教皇フランシスコ、2019年3月24日「お告げの祈り」でのことば

 

教皇フランシスコ、2019年3月24日「お告げの祈り」でのことば

回心への招き

 愛する兄弟姉妹の皆さん、こんにちは。

 四旬節第三主日の今日の福音(ルカ13・1―9参照)は、神のいつくしみとわたしたちの回心について語っています。イエスは、実のならないいちじくの木のたとえ話をします。ある人がぶどう園にいちじくの木を植え、毎年夏には大きな期待をもって実を探しに来ますが、その木は実をつけていません。その人はもう三年も裏切られたので、他の木を植えるために、その木を切り倒そうと考えます。そこで、ぶどう園の園丁を呼んで自分の失望を伝え、土地を有効活用するためにその木を切り倒すよう命じます。
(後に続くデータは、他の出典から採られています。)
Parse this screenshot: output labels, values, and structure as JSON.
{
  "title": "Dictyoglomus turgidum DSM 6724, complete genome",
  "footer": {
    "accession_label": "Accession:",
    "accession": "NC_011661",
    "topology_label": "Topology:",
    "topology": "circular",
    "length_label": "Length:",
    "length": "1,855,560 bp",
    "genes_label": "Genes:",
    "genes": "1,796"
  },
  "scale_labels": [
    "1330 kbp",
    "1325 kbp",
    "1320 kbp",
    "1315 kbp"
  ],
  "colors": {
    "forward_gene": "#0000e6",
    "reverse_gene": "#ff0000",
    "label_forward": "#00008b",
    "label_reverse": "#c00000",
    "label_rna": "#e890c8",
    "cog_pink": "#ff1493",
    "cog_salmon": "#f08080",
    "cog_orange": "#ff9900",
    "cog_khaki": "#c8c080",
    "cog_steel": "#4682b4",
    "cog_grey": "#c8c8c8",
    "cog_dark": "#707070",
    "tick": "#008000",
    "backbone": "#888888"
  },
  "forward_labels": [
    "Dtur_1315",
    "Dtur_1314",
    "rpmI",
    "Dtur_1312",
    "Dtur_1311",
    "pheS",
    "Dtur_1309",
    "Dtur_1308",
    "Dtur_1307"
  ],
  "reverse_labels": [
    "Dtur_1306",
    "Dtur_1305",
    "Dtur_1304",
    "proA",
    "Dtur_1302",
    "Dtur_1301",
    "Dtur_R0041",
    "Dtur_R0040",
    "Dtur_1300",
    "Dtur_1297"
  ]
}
しかし園丁は主人に対し、その木が実を結ぶように自分がもっと注意を払って丁寧に世話をするので、もう一年辛抱してくれるよう懇願します。こういったたとえ話です。この話は何を表しているのでしょうか。たとえ話の登場人物は、どんな人物のことなのでしょうか。
 主人は父なる神を、園丁はイエスの姿を表しています。そしていちじくの木は無関心で冷淡な人間の象徴です。イエスは人間のために神に執り成してくださり―いつだってそうしておられます―、愛と正義という実を結ぶまで、もう少し待つよう神に願います。このたとえ話の中の主人が切り倒そうとするいちじくの木は、よいものをもたらすことも、よいことをすることもできない、不毛な存在を表しています。それは、自分だけのために、満たされて平穏な、快適でくつろいだ生活をして、身近にいる、苦しみや貧しさや生きづらさを味わう人たちに目を向けることも、心を配ることもできない人の象徴です。このような自己中心的で霊的に貧しい態度は、いちじくの木に対する園丁の深い愛とは対照的です。園丁は主人に待つよう求めます。園丁は辛抱強く待つことができ、自分の時間と労働をそのために費やします。園丁は、この不幸な木に特別に目をかけることを主人に約束します。
 この園丁の比喩は、わたしたちに回心する時間を与えてくださる神のいつくしみを表しています。わたしたちは皆、回心して前に踏み出さなければなりません。神の辛抱強さ、あわれみは、そうするわたしたちに寄り添っています。わたしたちの人生はしばしば実を結べなくなりますが、神は根気強く、自分自身を変え、よい道を進んで行ける機会を与えてくださいます。木がいずれは実を結ぶのを期待して、切り倒すのを先延ばしにしてほしいとの願いがかなえられたことは、回心の緊急性をも表しています。園丁は主人にいいます。「今年もこのままにしておいてください」(8節)。回心する可能性は無限ではありません。ですから今すぐにでもその機会をつかまなければ、永遠に失ってしまうかもしれません。主に近づき、回心し、よくないものを「切り倒す」には何をすべきか、この四旬節に考えましょう。「いや、わたしは来年の四旬節まで延期しておきます」。果たして次の四旬節に生きているでしょうか。今日、めいめい考えましょう。「わたしを待ってくださり、必ずゆるしてくださる神のそのあわれみを前にして、わたしは何をすべきだろうか」と。どうすべきでしょうか。わたしたちは神のあわれみにつけ込むのではなく、それを心から信頼すべきです。霊的な怠惰を正当化せずに、そのあわれみに、まっすぐな心ですぐにこたえるよう、ますます努めなければなりません。
 四旬節の間、主は、わたしたちを回心に招いておられます。わたしたち一人ひとりが、その呼びかけが自分に向けられていることに気づき、自分自身の生き方、考え方、行動、他者とのかかわり方の何かを正さなければなりません。それと同時に、すべての人の「起き上がり」、再び旅を続ける力を信頼しておられる、神の辛抱強さに倣わなければなりません。神はお父さんですから、弱い炎を吹き消すのではなく、弱い人に寄り添い、気遣ってくださいます。それにより、彼らは力づけられ、共同体に愛の貢献をもたらすのです。復活祭に向けて備える日々を、霊的に新たになる時、神の恵みといつくしみに信頼をもって開かれる時として過ごせるよう、おとめマリアが助けてくださいますように。